PSP gasta dinheiros públicos em material que não tem autorização de usar

Em tempos em que se fala tanto de austeridade, em que se sente a falta no bolso do dinheiro que nos tiram, a PSP vai comprar 2 "drones" (aviões de aero modelismo), motas de água e até um barco! Embora por lei não possam ter aquilo...nada impediu a PSP e o ministério da Administração interna de gastar 300 000 euros (mais de 600 salários mínimos para se ter uma noção do que é. Dava ordenado para quase 50 pessoas num ano, embora mínimo) em alguns brinquedos. O problema já seria grave se fosse apenas este, a utilização de dinheiros públicos para actividades que não podem ser realizadas, portanto seria atirar para a fogueira dinheiro. Mas o problema é maior, pois embora não haja autorização legal, há provas de utilização destes equipamentos. Seja em vídeos:


Ou até no site da própria empresa fornecedora dos aviões não tripulados (conhecidos  por "drones"):
"Now used by the Portuguese police, the hand-launched design has a 2h flight endurance and an operating range of 10.8nm (20km). “It’s a very intuitive system, and can be controlled from an iPad, PC laptop or Android phone,” says Whitehouse.
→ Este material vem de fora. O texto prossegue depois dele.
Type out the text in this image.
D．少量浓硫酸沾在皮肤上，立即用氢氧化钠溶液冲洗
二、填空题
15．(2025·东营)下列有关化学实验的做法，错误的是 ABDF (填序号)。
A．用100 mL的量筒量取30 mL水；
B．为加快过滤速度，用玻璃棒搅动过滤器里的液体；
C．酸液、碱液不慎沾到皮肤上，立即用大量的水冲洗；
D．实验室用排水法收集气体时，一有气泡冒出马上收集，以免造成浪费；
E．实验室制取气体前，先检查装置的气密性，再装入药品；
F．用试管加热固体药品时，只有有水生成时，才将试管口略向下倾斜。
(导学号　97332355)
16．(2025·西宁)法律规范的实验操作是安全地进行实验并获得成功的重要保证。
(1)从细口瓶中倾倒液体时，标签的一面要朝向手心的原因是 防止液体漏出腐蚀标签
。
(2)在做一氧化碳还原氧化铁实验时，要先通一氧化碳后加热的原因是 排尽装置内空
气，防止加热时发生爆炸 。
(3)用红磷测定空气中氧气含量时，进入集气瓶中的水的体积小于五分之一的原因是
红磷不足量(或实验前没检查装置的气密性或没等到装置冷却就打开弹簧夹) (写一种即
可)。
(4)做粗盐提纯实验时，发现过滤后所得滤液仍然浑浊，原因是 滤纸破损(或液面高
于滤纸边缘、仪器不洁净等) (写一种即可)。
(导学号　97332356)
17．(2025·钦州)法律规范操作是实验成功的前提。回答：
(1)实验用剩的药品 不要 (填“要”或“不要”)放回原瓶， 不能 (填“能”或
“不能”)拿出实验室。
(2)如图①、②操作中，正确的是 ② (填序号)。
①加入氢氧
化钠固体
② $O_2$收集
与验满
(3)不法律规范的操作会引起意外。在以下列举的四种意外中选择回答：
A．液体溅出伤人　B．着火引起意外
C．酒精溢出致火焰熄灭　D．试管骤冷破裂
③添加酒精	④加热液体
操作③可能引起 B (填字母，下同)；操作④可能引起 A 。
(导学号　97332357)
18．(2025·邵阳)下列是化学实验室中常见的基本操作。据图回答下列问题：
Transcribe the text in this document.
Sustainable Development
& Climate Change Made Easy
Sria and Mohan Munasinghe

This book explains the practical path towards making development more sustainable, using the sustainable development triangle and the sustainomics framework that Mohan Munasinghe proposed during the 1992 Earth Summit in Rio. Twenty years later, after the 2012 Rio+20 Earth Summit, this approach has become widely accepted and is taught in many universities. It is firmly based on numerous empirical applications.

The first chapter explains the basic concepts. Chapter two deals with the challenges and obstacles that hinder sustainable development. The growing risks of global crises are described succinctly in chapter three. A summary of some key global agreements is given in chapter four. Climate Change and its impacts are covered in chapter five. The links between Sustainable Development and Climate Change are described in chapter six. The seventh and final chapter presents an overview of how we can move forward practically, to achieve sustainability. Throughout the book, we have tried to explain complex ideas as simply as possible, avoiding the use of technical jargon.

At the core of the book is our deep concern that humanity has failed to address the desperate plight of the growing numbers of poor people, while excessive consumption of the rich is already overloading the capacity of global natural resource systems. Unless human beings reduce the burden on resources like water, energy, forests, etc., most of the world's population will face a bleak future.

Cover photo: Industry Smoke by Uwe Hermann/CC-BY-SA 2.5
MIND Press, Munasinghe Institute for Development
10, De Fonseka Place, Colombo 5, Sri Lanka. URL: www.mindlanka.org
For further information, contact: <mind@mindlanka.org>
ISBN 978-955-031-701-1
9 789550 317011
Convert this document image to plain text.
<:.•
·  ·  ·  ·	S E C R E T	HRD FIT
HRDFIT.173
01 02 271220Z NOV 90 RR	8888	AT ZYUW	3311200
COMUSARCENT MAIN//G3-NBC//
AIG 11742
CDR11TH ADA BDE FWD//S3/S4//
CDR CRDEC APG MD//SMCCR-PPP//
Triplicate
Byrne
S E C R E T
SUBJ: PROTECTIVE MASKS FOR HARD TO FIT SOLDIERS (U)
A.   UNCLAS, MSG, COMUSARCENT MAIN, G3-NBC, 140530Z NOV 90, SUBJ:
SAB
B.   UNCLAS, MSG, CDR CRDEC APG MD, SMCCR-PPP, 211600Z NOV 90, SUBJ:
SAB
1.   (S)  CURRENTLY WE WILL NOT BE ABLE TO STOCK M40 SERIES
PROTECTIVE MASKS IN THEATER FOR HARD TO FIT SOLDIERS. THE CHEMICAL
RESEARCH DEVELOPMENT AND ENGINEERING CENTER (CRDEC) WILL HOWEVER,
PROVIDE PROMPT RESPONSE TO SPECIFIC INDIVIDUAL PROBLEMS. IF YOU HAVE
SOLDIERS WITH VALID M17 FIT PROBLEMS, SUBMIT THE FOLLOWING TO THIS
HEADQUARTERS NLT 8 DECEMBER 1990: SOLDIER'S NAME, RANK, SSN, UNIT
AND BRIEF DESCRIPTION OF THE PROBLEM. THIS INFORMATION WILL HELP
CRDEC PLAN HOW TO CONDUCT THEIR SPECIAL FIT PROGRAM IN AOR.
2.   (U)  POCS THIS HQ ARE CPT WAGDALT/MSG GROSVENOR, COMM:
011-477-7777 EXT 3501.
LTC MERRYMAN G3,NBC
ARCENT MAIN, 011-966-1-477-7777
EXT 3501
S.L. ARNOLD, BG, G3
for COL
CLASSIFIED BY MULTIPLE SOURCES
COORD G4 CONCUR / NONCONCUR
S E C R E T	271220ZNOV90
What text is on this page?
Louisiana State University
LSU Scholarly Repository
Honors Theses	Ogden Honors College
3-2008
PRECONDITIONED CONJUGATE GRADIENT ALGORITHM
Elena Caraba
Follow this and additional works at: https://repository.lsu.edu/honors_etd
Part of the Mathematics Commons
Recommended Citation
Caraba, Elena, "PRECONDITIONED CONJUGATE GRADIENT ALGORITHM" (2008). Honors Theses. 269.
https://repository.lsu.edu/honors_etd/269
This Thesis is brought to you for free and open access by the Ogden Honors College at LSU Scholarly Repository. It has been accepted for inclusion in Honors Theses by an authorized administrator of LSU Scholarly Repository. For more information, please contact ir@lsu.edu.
Applications range from traffic and infrastructure monitoring to supporting disaster relief activities, with its 5kg (11lb) maximum take-off weight including a payload of 2kg." ( http://www.flightglobal.com/news/articles/dubai-tekever-courts-local-partner-for-uav-production-393370/).

Além da utilização ILEGAL de dinheiros públicos, o que já seria grave, isto vai servir para instituir uma vigilância generalizada sobre a população. 
A quem rouba o país, a quem roubou o BPN, a todos os governantes que endividaram o país não vigiam eles, mas a população que trabalha todos os dias e paga impostos já vigiam...
Esta é uma situação que agride o direito à liberdade e à privacidade e portanto é direito de todos de por todos os meios repôr a normalidade e portanto de acabar com estas aeronaves...

Artigo 21.º
Direito de resistência
Todos têm o direito de resistir a qualquer ordem que ofenda os seus direitos, liberdades e garantias e de repelir pela força qualquer agressão, quando não seja possível recorrer à autoridade pública.